Because the outermost iteration considers each edge u->v exactly once, the order in which they get processed, does not matter.
OPTIMIZATION 2:
The indices i-1 has been changed to i in the last 2 lines, which enables the algorithm to work more faster with correct computation of the values (shortest path).
OPTIMIZATION 3:
The 2 dimensional DP array is converted to 1 dimension as it was needless.
Therefore, use the final algorithm, titled, BellmanFordFinal(s).
The fact that we need to run the outermost loop for N-1 times is always true and independent of any implementation, because, the longest shortest path from a source to destination will be N-1 in case of the linear graph, where N is the number of the nodes in the graph.
Answer to your concern about k-1
number of edges in all shortest paths from s is at most k-1
The above statement is dependent on the implementation of your algorithm.

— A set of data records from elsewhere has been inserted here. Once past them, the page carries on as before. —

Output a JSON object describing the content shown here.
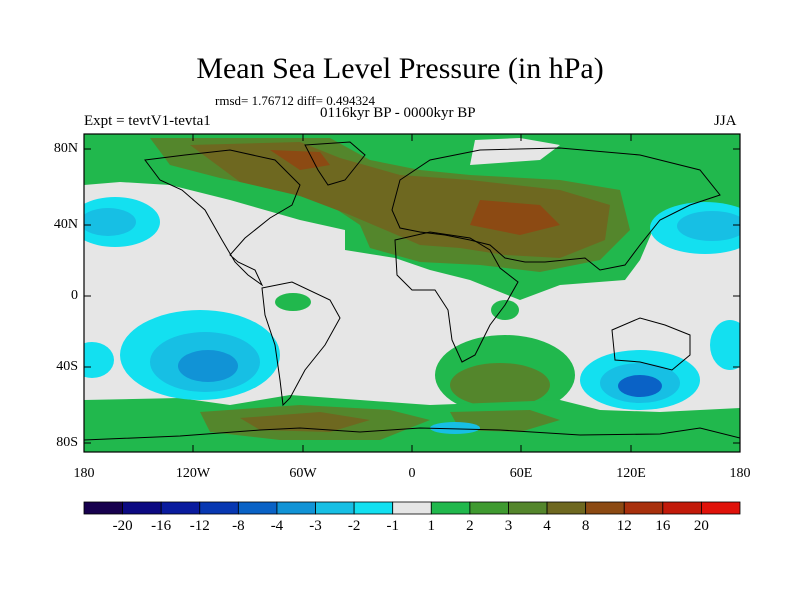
{
  "title": "Mean Sea Level Pressure (in hPa)",
  "stats": "rmsd= 1.76712 diff= 0.494324",
  "period": "0116kyr BP - 0000kyr BP",
  "experiment": "Expt = tevtV1-tevta1",
  "season": "JJA",
  "lat_labels": [
    "80N",
    "40N",
    "0",
    "40S",
    "80S"
  ],
  "lon_labels": [
    "180",
    "120W",
    "60W",
    "0",
    "60E",
    "120E",
    "180"
  ],
  "colorbar": {
    "labels": [
      "-20",
      "-16",
      "-12",
      "-8",
      "-4",
      "-3",
      "-2",
      "-1",
      "1",
      "2",
      "3",
      "4",
      "8",
      "12",
      "16",
      "20"
    ],
    "colors": [
      "#17004e",
      "#0c0a82",
      "#0a1b9e",
      "#0838b2",
      "#0a62c6",
      "#1193d6",
      "#17bfe4",
      "#13e0f0",
      "#e6e6e6",
      "#21b84d",
      "#3f9a30",
      "#54862c",
      "#6e6820",
      "#8c4a13",
      "#a8300d",
      "#c21a0a",
      "#e0120a"
    ]
  },
  "colors": {
    "neutral": "#e6e6e6",
    "coast": "#000000"
  }
}
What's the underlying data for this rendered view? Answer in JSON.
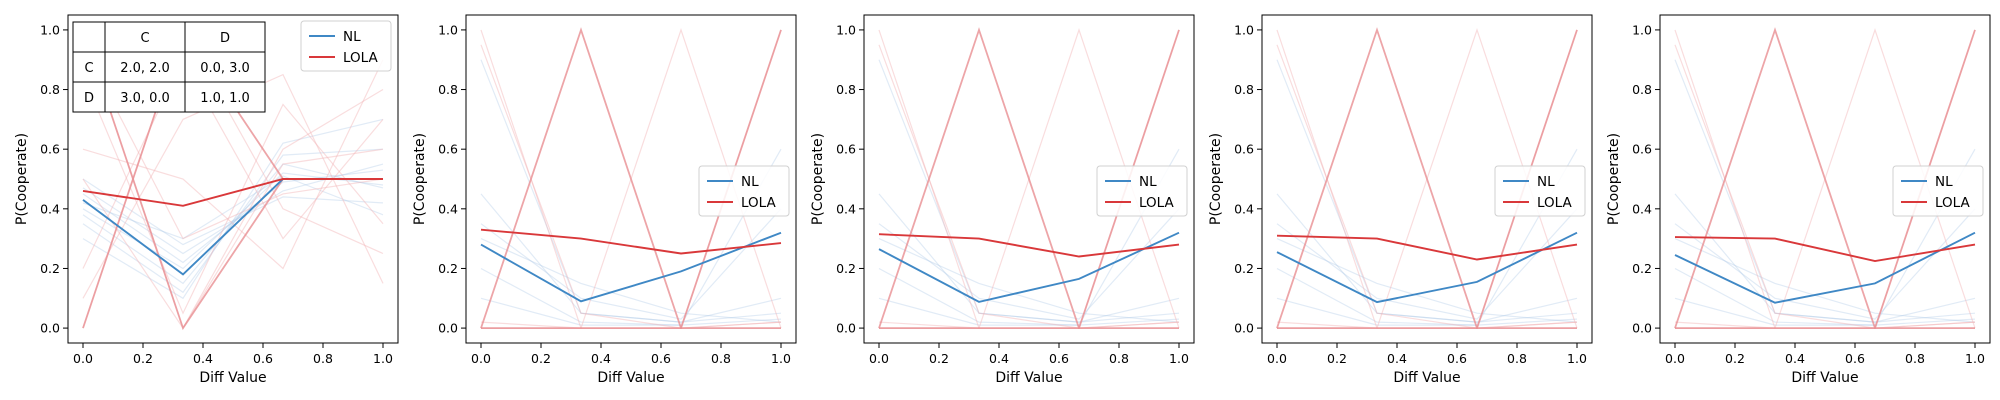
{
  "figure": {
    "colors": {
      "nl": "#3f88c5",
      "lola": "#d9383a",
      "nl_faint": "#a9c7e6",
      "lola_faint": "#f2b3b5",
      "lola_mid": "#e88f92"
    }
  },
  "chart_data": [
    {
      "type": "line",
      "xlabel": "Diff Value",
      "ylabel": "P(Cooperate)",
      "xlim": [
        -0.05,
        1.05
      ],
      "ylim": [
        -0.05,
        1.05
      ],
      "xticks": [
        "0.0",
        "0.2",
        "0.4",
        "0.6",
        "0.8",
        "1.0"
      ],
      "yticks": [
        "0.0",
        "0.2",
        "0.4",
        "0.6",
        "0.8",
        "1.0"
      ],
      "x": [
        0,
        0.3333,
        0.6667,
        1
      ],
      "legend": {
        "position": "top-right",
        "entries": [
          "NL",
          "LOLA"
        ]
      },
      "series": [
        {
          "name": "NL",
          "values": [
            0.43,
            0.18,
            0.5,
            0.5
          ]
        },
        {
          "name": "LOLA",
          "values": [
            0.46,
            0.41,
            0.5,
            0.5
          ]
        }
      ],
      "background_runs": {
        "nl": [
          [
            0.4,
            0.2,
            0.52,
            0.48
          ],
          [
            0.45,
            0.22,
            0.49,
            0.53
          ],
          [
            0.38,
            0.15,
            0.55,
            0.47
          ],
          [
            0.47,
            0.25,
            0.46,
            0.55
          ],
          [
            0.35,
            0.12,
            0.58,
            0.6
          ],
          [
            0.5,
            0.28,
            0.44,
            0.42
          ],
          [
            0.3,
            0.1,
            0.62,
            0.7
          ],
          [
            0.42,
            0.3,
            0.51,
            0.38
          ]
        ],
        "lola": [
          [
            0.0,
            1.0,
            0.4,
            0.25
          ],
          [
            1.0,
            0.0,
            0.6,
            0.8
          ],
          [
            0.2,
            0.9,
            0.3,
            0.7
          ],
          [
            0.85,
            0.05,
            0.75,
            0.35
          ],
          [
            0.6,
            0.5,
            0.2,
            0.9
          ],
          [
            0.1,
            0.7,
            0.85,
            0.15
          ],
          [
            0.5,
            0.0,
            0.55,
            0.6
          ],
          [
            0.95,
            0.3,
            0.45,
            0.5
          ]
        ],
        "lola_emphasis": [
          [
            0.0,
            1.0,
            0.5,
            0.5
          ],
          [
            1.0,
            0.0,
            0.5,
            0.5
          ]
        ]
      },
      "payoff_table": {
        "col_headers": [
          "",
          "C",
          "D"
        ],
        "rows": [
          {
            "label": "C",
            "cells": [
              "2.0, 2.0",
              "0.0, 3.0"
            ]
          },
          {
            "label": "D",
            "cells": [
              "3.0, 0.0",
              "1.0, 1.0"
            ]
          }
        ]
      }
    },
    {
      "type": "line",
      "xlabel": "Diff Value",
      "ylabel": "P(Cooperate)",
      "xlim": [
        -0.05,
        1.05
      ],
      "ylim": [
        -0.05,
        1.05
      ],
      "xticks": [
        "0.0",
        "0.2",
        "0.4",
        "0.6",
        "0.8",
        "1.0"
      ],
      "yticks": [
        "0.0",
        "0.2",
        "0.4",
        "0.6",
        "0.8",
        "1.0"
      ],
      "x": [
        0,
        0.3333,
        0.6667,
        1
      ],
      "legend": {
        "position": "center-right",
        "entries": [
          "NL",
          "LOLA"
        ]
      },
      "series": [
        {
          "name": "NL",
          "values": [
            0.28,
            0.09,
            0.19,
            0.32
          ]
        },
        {
          "name": "LOLA",
          "values": [
            0.33,
            0.3,
            0.25,
            0.285
          ]
        }
      ],
      "background_runs": {
        "nl": [
          [
            0.45,
            0.05,
            0.02,
            0.05
          ],
          [
            0.35,
            0.1,
            0.03,
            0.4
          ],
          [
            0.2,
            0.02,
            0.01,
            0.6
          ],
          [
            0.9,
            0.05,
            0.02,
            0.1
          ],
          [
            0.3,
            0.15,
            0.05,
            0.02
          ],
          [
            0.1,
            0.01,
            0.01,
            0.03
          ]
        ],
        "lola": [
          [
            1.0,
            0.0,
            0.0,
            0.0
          ],
          [
            0.0,
            0.0,
            0.0,
            1.0
          ],
          [
            0.0,
            0.0,
            1.0,
            0.0
          ],
          [
            0.95,
            0.05,
            0.0,
            0.02
          ],
          [
            0.02,
            0.0,
            0.0,
            0.02
          ]
        ],
        "lola_emphasis": [
          [
            0.0,
            1.0,
            0.0,
            0.0
          ],
          [
            0.0,
            0.0,
            0.0,
            1.0
          ]
        ]
      }
    },
    {
      "type": "line",
      "xlabel": "Diff Value",
      "ylabel": "P(Cooperate)",
      "xlim": [
        -0.05,
        1.05
      ],
      "ylim": [
        -0.05,
        1.05
      ],
      "xticks": [
        "0.0",
        "0.2",
        "0.4",
        "0.6",
        "0.8",
        "1.0"
      ],
      "yticks": [
        "0.0",
        "0.2",
        "0.4",
        "0.6",
        "0.8",
        "1.0"
      ],
      "x": [
        0,
        0.3333,
        0.6667,
        1
      ],
      "legend": {
        "position": "center-right",
        "entries": [
          "NL",
          "LOLA"
        ]
      },
      "series": [
        {
          "name": "NL",
          "values": [
            0.265,
            0.088,
            0.165,
            0.32
          ]
        },
        {
          "name": "LOLA",
          "values": [
            0.315,
            0.3,
            0.24,
            0.28
          ]
        }
      ],
      "background_runs": {
        "nl": [
          [
            0.45,
            0.05,
            0.02,
            0.05
          ],
          [
            0.35,
            0.1,
            0.03,
            0.4
          ],
          [
            0.2,
            0.02,
            0.01,
            0.6
          ],
          [
            0.9,
            0.05,
            0.02,
            0.1
          ],
          [
            0.3,
            0.15,
            0.05,
            0.02
          ],
          [
            0.1,
            0.01,
            0.01,
            0.03
          ]
        ],
        "lola": [
          [
            1.0,
            0.0,
            0.0,
            0.0
          ],
          [
            0.0,
            0.0,
            0.0,
            1.0
          ],
          [
            0.0,
            0.0,
            1.0,
            0.0
          ],
          [
            0.95,
            0.05,
            0.0,
            0.02
          ],
          [
            0.02,
            0.0,
            0.0,
            0.02
          ]
        ],
        "lola_emphasis": [
          [
            0.0,
            1.0,
            0.0,
            0.0
          ],
          [
            0.0,
            0.0,
            0.0,
            1.0
          ]
        ]
      }
    },
    {
      "type": "line",
      "xlabel": "Diff Value",
      "ylabel": "P(Cooperate)",
      "xlim": [
        -0.05,
        1.05
      ],
      "ylim": [
        -0.05,
        1.05
      ],
      "xticks": [
        "0.0",
        "0.2",
        "0.4",
        "0.6",
        "0.8",
        "1.0"
      ],
      "yticks": [
        "0.0",
        "0.2",
        "0.4",
        "0.6",
        "0.8",
        "1.0"
      ],
      "x": [
        0,
        0.3333,
        0.6667,
        1
      ],
      "legend": {
        "position": "center-right",
        "entries": [
          "NL",
          "LOLA"
        ]
      },
      "series": [
        {
          "name": "NL",
          "values": [
            0.255,
            0.087,
            0.155,
            0.32
          ]
        },
        {
          "name": "LOLA",
          "values": [
            0.31,
            0.3,
            0.23,
            0.28
          ]
        }
      ],
      "background_runs": {
        "nl": [
          [
            0.45,
            0.05,
            0.02,
            0.05
          ],
          [
            0.35,
            0.1,
            0.03,
            0.4
          ],
          [
            0.2,
            0.02,
            0.01,
            0.6
          ],
          [
            0.9,
            0.05,
            0.02,
            0.1
          ],
          [
            0.3,
            0.15,
            0.05,
            0.02
          ],
          [
            0.1,
            0.01,
            0.01,
            0.03
          ]
        ],
        "lola": [
          [
            1.0,
            0.0,
            0.0,
            0.0
          ],
          [
            0.0,
            0.0,
            0.0,
            1.0
          ],
          [
            0.0,
            0.0,
            1.0,
            0.0
          ],
          [
            0.95,
            0.05,
            0.0,
            0.02
          ],
          [
            0.02,
            0.0,
            0.0,
            0.02
          ]
        ],
        "lola_emphasis": [
          [
            0.0,
            1.0,
            0.0,
            0.0
          ],
          [
            0.0,
            0.0,
            0.0,
            1.0
          ]
        ]
      }
    },
    {
      "type": "line",
      "xlabel": "Diff Value",
      "ylabel": "P(Cooperate)",
      "xlim": [
        -0.05,
        1.05
      ],
      "ylim": [
        -0.05,
        1.05
      ],
      "xticks": [
        "0.0",
        "0.2",
        "0.4",
        "0.6",
        "0.8",
        "1.0"
      ],
      "yticks": [
        "0.0",
        "0.2",
        "0.4",
        "0.6",
        "0.8",
        "1.0"
      ],
      "x": [
        0,
        0.3333,
        0.6667,
        1
      ],
      "legend": {
        "position": "center-right",
        "entries": [
          "NL",
          "LOLA"
        ]
      },
      "series": [
        {
          "name": "NL",
          "values": [
            0.245,
            0.085,
            0.15,
            0.32
          ]
        },
        {
          "name": "LOLA",
          "values": [
            0.305,
            0.3,
            0.225,
            0.28
          ]
        }
      ],
      "background_runs": {
        "nl": [
          [
            0.45,
            0.05,
            0.02,
            0.05
          ],
          [
            0.35,
            0.1,
            0.03,
            0.4
          ],
          [
            0.2,
            0.02,
            0.01,
            0.6
          ],
          [
            0.9,
            0.05,
            0.02,
            0.1
          ],
          [
            0.3,
            0.15,
            0.05,
            0.02
          ],
          [
            0.1,
            0.01,
            0.01,
            0.03
          ]
        ],
        "lola": [
          [
            1.0,
            0.0,
            0.0,
            0.0
          ],
          [
            0.0,
            0.0,
            0.0,
            1.0
          ],
          [
            0.0,
            0.0,
            1.0,
            0.0
          ],
          [
            0.95,
            0.05,
            0.0,
            0.02
          ],
          [
            0.02,
            0.0,
            0.0,
            0.02
          ]
        ],
        "lola_emphasis": [
          [
            0.0,
            1.0,
            0.0,
            0.0
          ],
          [
            0.0,
            0.0,
            0.0,
            1.0
          ]
        ]
      }
    }
  ]
}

If you add a if condition to break the outermost loop when none of the edges are further relaxed, then this statement is false.
Otherwise it is true.
Have a look at the following implementation I found on https://cp-algorithms.com/graph/bellman_ford.html:
void solve()
{
vector<int> d (n, INF);
d[v] = 0;
for (;;)
{
bool any = false;
for (int j=0; j<m; ++j)
if (d[e[j].a] < INF)
if (d[e[j].b] > d[e[j].a] + e[j].cost)
{
d[e[j].b] = d[e[j].a] + e[j].cost;
any = true;
}
if (!any) break;
}
// display d, for example, on the screen
}
The variable any is used to check if their is any relaxation done in any of the iteration. If not done, break the loop.
Therefore, it might happen that the loop gets terminated before, for example, when k=2 and the number of edges in the longest shortest path is 3. Now, 3 <= 2-1, does not hold correct.